Man muss das Rad nicht immer neu erfinden. Aus strategischer Sicht kann es genauso sinnvoll sein, ein bereits etabliertes Wettbewerbs-Produkt mit der eigenen Expertise abzubilden. So wie beim Bremssattelführungsstift (Guide Pin). Ziel ist es, im kommenden Jahr mit dem Teil in Serie zu gehen.

Eines der Fahrzeuge, in denen der Führungsstift eingebaut ist: Mercedes-Benz Sprinter

Zum Einsatz kommt das Verbindungselement überall dort, wo es Bremsen gibt. Je zwei Führungsstifte (Guide Pins) pro Bremssattel führen diesen in eine Aufnahme, die die Auf- und Zubewegung des Bremssattels steuert. Schon jetzt produzieren die dazugehörigen Schrauben unsere Kolleg*innen in Museros. Weil das Teil unabhängig vom Verbrenner in jedem Fahrzeug gebraucht wird, ist es ein Produkt mit Zukunft.

Was vor rund zwei Jahren mit einer Projektstudie in Zusammenarbeit der Kolleg*innen aus den Bereichen Forschung & Entwicklung, Technology und aus dem Werk in Homberg begann, befindet sich heute mitten im Entwicklungsprozess. Und nähert sich der Zielgeraden: Aktuell laufen Freigaben für das Produkt mit dem Kunden Continental.

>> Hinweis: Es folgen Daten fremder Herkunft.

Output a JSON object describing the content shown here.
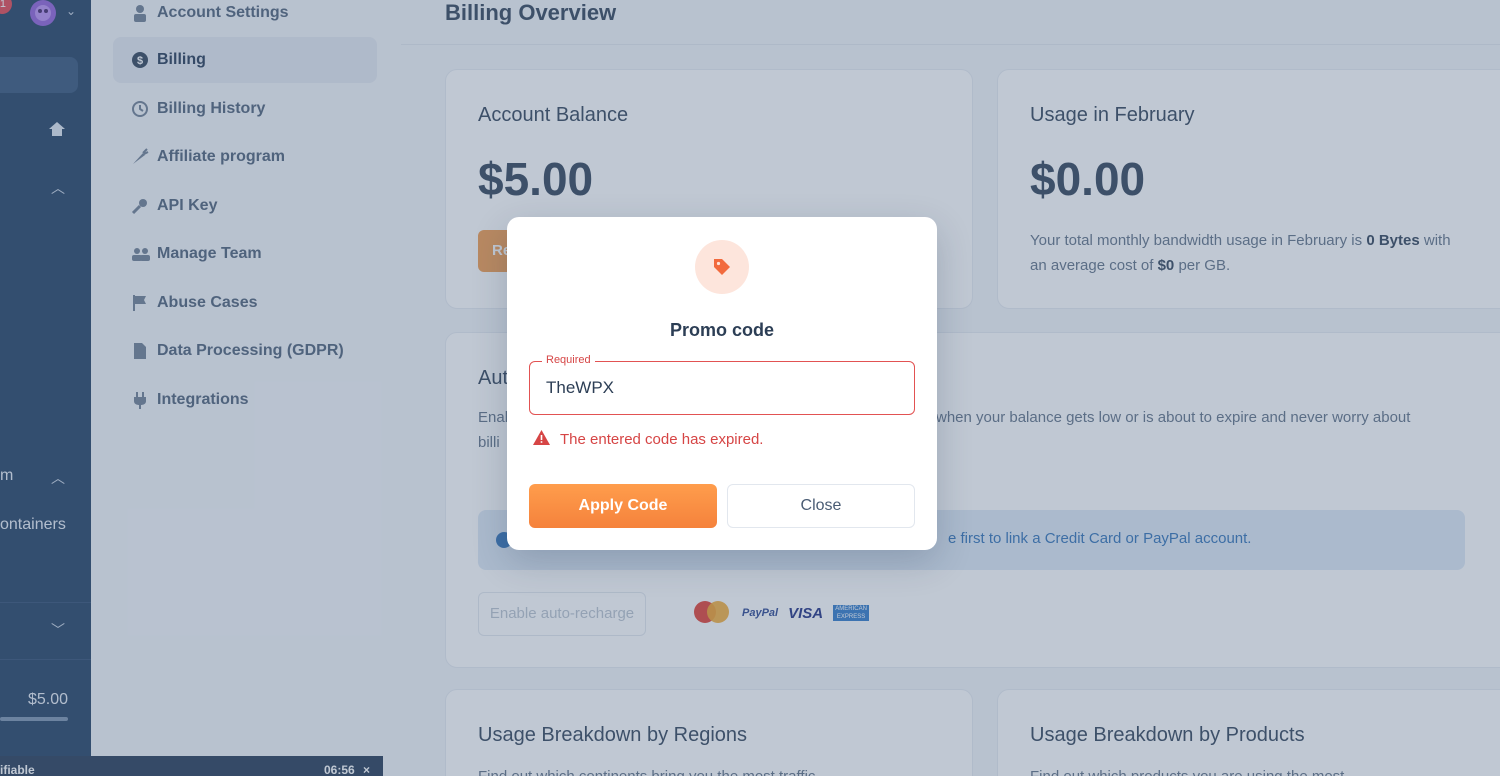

„Es ist das erste Produkt, das wir wieder selbst in Homberg zerspanen.“

Christoph Haust

Höchste Präzision

Von außen sieht der Guide Pin eher unspektakulär aus. Die Raffinesse wird auf den zweiten Blick deutlich: Das Verbindungselement hat ein Innengewinde im Kopf. Der Kopf selbst muss absolut eben sein, damit er flach aufliegt und den Bremssattel so gerade wie möglich führt. Am Schaft des Guide Pins befindet sich zusätzlich ein feiner Hinterschnitt für eine Dichtmanschette, die das empfindliche Bauteil vor Rost und Dreck schützt. Ziel ist es, so viel wie möglich umformtechnisch herzustellen, bei den beschriebenen Details ist es jedoch aufgrund von Präzision und Geometrie erforderlich zu zerspanen.

„Es ist das erste Produkt, das wir wieder selbst in Homberg zerspanen“, berichtet Christoph Haust, der Leiter des Projekts. Um dieses Know-how aufzubauen, arbeiten die Kolleg*innen in Homberg mit den Teams aus den Schwesterwerken in Turnov und Osterode sowie RSW zusammen. Sie besprechen aktuelle Probleme in Workshops und finden gemeinsam Lösungen. Mit dem Wissen wächst die Effizienz. „Das ist zwingend erforderlich, damit wir wirtschaftlich produzieren können“, so Haust.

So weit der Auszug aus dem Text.